How Much Is Enough

Neale Donald Walsch puts forward the possibility of humans living the principal that we are all one.
schmawysays...

Haven't had a TV for years, the fact that I'm a sifter means i am the MOST discriminating media user, and my friends are saints. The powerlessness to make the world the place you, me and Neale want it to be is crushing sometimes.

dgandhisays...

I like the fancy furniture and candelabra in the background while he discusses the injustice of the distribution of resources.

This guy is New-Age icon(nutjob) glad we don't have *newage.

RedSkysays...

Did anyone else just get a déjà vu to Deus Ex 2? Anyway, sure it's idealism but it's a very pertinent philosophical question. At the very least what is it that isolates us from experiencing wider empathy. Is it purely a biological issue or does the environment also play a significant influencing factor?

smibbosays...

stuff like this is always preaching to the converted. The selfish don't share because they don't want to - just like a toddler they have to be forced to do so because reasoning with them doesn't work. The concept that "we are one" simply doesn't fly with them because it incorporates the concept of the future - after you die, in fact - which selfish people especially refuse to think about. If you can get people to stop being afraid of death and loneliness, you can get people to consider what happens on earth after they are gone.Once they care about life beyond their own time, then the idea of sharing isn't so terrible.

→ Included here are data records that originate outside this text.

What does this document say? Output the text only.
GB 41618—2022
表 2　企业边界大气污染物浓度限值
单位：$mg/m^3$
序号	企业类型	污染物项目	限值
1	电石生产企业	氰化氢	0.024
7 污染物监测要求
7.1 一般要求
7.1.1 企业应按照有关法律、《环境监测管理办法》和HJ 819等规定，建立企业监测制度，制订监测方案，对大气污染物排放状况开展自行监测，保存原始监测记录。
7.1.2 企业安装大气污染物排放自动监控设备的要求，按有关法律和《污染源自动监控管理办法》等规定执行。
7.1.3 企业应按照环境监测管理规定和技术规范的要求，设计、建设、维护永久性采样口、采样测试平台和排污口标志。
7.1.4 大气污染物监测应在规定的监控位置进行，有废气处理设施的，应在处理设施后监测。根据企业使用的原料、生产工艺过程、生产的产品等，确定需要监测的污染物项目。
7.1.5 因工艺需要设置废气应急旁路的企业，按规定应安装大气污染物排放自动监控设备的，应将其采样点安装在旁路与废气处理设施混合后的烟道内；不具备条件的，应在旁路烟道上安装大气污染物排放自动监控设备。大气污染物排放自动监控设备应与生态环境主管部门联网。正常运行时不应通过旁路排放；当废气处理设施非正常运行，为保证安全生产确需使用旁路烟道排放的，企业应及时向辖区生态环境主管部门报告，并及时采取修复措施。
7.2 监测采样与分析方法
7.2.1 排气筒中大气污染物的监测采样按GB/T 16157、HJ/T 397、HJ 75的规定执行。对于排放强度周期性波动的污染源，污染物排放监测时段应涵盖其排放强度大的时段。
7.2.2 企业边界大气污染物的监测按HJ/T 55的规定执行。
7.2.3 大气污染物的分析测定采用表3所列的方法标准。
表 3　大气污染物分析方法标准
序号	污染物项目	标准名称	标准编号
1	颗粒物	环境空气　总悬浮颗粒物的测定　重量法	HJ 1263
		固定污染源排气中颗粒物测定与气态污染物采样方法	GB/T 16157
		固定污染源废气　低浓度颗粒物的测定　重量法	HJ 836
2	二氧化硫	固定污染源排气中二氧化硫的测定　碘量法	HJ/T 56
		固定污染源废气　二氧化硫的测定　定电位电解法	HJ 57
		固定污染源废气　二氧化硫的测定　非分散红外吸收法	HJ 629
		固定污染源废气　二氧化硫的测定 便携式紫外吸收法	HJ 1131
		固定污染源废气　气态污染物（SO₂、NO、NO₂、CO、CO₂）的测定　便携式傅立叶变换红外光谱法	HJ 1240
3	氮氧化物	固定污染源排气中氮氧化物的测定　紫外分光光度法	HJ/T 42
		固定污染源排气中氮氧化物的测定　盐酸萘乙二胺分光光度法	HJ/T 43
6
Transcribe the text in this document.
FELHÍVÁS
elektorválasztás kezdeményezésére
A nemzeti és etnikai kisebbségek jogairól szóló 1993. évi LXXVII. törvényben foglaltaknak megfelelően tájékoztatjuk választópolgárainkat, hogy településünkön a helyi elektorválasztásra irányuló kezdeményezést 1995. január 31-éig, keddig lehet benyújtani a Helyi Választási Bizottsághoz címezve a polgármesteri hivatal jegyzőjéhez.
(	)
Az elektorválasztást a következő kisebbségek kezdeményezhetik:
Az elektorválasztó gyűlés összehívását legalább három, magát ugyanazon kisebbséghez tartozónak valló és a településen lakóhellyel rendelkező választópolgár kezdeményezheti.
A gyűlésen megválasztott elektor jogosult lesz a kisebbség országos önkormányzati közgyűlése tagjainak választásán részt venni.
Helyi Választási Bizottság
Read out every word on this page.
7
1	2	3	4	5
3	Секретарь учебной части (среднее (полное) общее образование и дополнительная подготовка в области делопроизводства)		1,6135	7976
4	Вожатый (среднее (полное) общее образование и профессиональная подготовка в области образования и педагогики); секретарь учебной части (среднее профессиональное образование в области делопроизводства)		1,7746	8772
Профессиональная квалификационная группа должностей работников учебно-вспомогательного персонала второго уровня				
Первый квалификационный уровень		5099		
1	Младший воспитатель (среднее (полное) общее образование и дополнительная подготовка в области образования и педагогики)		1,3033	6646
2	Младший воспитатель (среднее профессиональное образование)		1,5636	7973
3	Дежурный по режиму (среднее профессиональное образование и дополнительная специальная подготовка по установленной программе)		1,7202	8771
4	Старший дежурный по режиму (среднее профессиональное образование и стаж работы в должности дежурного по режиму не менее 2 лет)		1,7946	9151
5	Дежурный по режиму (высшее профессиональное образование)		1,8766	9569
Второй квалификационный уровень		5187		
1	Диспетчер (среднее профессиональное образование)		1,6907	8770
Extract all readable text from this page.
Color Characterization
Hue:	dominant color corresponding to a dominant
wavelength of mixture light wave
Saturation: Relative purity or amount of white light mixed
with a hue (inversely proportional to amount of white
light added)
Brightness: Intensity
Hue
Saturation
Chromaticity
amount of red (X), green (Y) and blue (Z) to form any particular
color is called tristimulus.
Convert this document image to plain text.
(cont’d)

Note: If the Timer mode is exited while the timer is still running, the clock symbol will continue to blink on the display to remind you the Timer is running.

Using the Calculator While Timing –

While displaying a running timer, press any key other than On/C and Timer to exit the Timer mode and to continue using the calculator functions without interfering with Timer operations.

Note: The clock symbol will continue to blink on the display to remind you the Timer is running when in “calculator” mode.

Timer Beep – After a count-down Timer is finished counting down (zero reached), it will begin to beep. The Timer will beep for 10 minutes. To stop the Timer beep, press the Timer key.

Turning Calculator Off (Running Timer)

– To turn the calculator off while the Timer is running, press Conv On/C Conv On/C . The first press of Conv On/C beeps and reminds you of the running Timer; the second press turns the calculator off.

And me personally, I think he misspeaks; it's not "we are one" it's "we are strands of a tapestry - pull one and eventually the whole thing will shred" and although he says it's not economics, he's wrong. It IS economics. Economics is all people ultimately. Economics is a tapestry too and each person is a thread in it. Just like government and all other aspects of society.

persephonesays...

I like your analogy of the tapestry, smibbo, I have also used this, in attempting to explain the role of religion in society. I don't think he misspeaks, 'tho. It can be a rare moment for me, but I have experienced glimpses of the concept and I know many others do too.

Moments which have lead me to see life objectively, bring me closer to others. There's the sense that we're all in the same boat.

Meditation helps, so does taking long walks alone. Sometimes, walking around, I get a really strange sense of seeing myself in others, as if I was them, at different stages in my life, that I have either already or not yet lived. I think this is the start of the kind of awareness that he's talking about.

dagsays...

Comment hidden because you are ignoring dag.(show it anyway)

For me it comes down to nature/nurture. Are humans hard-wired for selfishness? Do we require the invisible hand of the market economy to keep things going? I hope not - but then Marx, Lenin, Guevera etc hoped not too. They also believed in the "oneness" of the people.

The experiment of communism failed precisely because human nature climbed into their beautiful machine and gummed up the works. Dachas on the black sea, Zil limos for party cronies. So much for "to each according to their needs".

I'm not a communist - but the abject failure of communism really depresses me. I'm waiting for the robots to take over- we need to take humans and our selfish, monkey-brains out of the equation.